Taylor Polynomials and the Remainder
A Taylor polynomial is the best polynomial impostor of a function near a chosen point. The degree-$n$ one, $P_n(x) = \sum_{k=0}^{n} \frac{f^{(k)}(a)}{k!}(x-a)^k$, is built to match $f$ in value and in its first $n$ derivatives at the centre $a$, so right there the two are indistinguishable. Away from $a$ they part company, and the gap is the remainder $R_n = f - P_n$, shaded here. Watch a term fade in: each higher power bends the polynomial to hug the curve over a wider stretch, and the shaded gap is squeezed outward. Taylor's theorem pins the remainder down with the Lagrange bound, $|R_n(x)| \le \max|f^{(n+1)}|\,|x-a|^{n+1}/(n+1)!$, and the factorial in the denominator is why the approximation can improve so fast. But only inside the radius of convergence: for $1/(1-x)$ or $\ln(1+x)$ there is a wall (the green band) past which no amount of degree helps, the polynomial sailing off as the true function blows up or simply refuses to be matched. Drag the centre $a$ along the curve, drag the test point $x$, and read the error against degree on the log plot below: a clean downhill line inside the radius, an uphill one outside.
WHAT TO TRY
- Watch the build-up: each term fades in and the polynomial wraps further around the curve, the shaded remainder squeezed outward from the centre.

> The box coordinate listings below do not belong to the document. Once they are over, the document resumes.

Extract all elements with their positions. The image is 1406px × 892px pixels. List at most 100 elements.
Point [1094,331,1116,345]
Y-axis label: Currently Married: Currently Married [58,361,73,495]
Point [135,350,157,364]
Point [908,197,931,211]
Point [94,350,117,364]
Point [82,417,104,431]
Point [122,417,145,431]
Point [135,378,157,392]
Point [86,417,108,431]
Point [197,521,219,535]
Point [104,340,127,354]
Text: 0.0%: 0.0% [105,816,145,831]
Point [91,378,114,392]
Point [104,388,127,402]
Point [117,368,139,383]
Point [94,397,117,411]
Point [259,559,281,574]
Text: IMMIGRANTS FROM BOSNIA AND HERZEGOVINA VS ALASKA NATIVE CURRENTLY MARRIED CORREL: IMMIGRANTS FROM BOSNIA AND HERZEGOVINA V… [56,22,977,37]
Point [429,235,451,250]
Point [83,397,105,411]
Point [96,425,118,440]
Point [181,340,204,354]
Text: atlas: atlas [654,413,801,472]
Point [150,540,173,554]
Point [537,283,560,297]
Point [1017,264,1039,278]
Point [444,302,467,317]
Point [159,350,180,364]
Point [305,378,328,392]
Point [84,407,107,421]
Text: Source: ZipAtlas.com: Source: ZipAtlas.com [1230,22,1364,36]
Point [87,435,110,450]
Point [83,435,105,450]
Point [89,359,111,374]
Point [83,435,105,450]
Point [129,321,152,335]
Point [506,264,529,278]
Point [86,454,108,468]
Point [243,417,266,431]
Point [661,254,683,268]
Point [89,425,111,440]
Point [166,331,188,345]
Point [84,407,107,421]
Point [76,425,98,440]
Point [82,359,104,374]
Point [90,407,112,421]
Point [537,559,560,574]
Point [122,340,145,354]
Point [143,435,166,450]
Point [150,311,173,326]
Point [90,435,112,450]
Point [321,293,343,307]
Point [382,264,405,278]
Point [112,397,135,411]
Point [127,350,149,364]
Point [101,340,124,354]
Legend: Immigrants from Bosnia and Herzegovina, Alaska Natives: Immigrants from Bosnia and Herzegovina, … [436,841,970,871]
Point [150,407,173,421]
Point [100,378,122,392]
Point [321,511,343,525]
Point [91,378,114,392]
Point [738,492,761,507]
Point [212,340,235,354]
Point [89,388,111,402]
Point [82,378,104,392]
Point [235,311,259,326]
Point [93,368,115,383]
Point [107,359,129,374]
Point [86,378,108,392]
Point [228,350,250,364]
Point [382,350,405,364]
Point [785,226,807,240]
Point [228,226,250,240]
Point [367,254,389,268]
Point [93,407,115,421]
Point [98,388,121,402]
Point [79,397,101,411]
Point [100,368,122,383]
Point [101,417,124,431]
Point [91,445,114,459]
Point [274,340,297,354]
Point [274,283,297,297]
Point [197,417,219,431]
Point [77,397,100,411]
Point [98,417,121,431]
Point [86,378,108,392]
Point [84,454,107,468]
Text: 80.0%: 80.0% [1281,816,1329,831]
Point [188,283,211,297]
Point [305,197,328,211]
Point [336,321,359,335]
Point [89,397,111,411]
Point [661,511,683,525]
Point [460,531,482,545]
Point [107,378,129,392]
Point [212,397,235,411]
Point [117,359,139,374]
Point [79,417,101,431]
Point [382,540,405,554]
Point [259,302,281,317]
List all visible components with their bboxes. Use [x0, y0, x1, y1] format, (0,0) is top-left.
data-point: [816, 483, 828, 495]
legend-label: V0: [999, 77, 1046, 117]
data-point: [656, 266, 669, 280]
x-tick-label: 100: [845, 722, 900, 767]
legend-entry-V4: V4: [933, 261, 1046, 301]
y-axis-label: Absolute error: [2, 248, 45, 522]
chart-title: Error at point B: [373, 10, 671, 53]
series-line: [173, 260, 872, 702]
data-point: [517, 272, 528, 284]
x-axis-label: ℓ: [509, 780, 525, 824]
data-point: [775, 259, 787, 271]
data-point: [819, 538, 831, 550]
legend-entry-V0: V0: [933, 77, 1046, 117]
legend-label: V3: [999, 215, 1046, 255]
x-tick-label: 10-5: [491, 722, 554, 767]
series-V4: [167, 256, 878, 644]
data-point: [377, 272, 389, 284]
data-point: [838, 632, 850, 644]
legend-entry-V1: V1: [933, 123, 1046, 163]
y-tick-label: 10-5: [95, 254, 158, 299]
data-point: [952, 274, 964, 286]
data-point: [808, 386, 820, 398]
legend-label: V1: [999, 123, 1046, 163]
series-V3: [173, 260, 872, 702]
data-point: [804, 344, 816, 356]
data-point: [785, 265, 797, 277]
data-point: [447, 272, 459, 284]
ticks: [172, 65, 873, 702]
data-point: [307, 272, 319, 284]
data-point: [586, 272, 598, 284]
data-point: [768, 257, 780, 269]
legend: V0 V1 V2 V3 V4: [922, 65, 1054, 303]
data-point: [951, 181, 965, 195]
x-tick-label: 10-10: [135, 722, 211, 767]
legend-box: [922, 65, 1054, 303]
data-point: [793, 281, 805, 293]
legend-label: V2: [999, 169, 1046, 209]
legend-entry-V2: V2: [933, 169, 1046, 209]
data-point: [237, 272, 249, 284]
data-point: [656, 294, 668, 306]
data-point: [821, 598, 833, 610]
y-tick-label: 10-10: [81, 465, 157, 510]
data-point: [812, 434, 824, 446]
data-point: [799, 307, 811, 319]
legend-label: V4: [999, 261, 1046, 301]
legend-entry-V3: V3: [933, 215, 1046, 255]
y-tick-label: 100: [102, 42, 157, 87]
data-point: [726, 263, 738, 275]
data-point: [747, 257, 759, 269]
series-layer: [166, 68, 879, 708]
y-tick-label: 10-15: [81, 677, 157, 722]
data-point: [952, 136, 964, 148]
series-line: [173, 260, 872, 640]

- Drag the centre $a$ along the curve: the polynomial re-anchors there, hugging the function around the new point.
- Switch to $1/(1-x)$ or $\ln(1+x)$: a green wall (the radius of convergence) appears, and past it the polynomial diverges no matter how high the degree.
- Drag the test point $x$ across that wall and watch the error plot flip from a downhill line to an uphill one.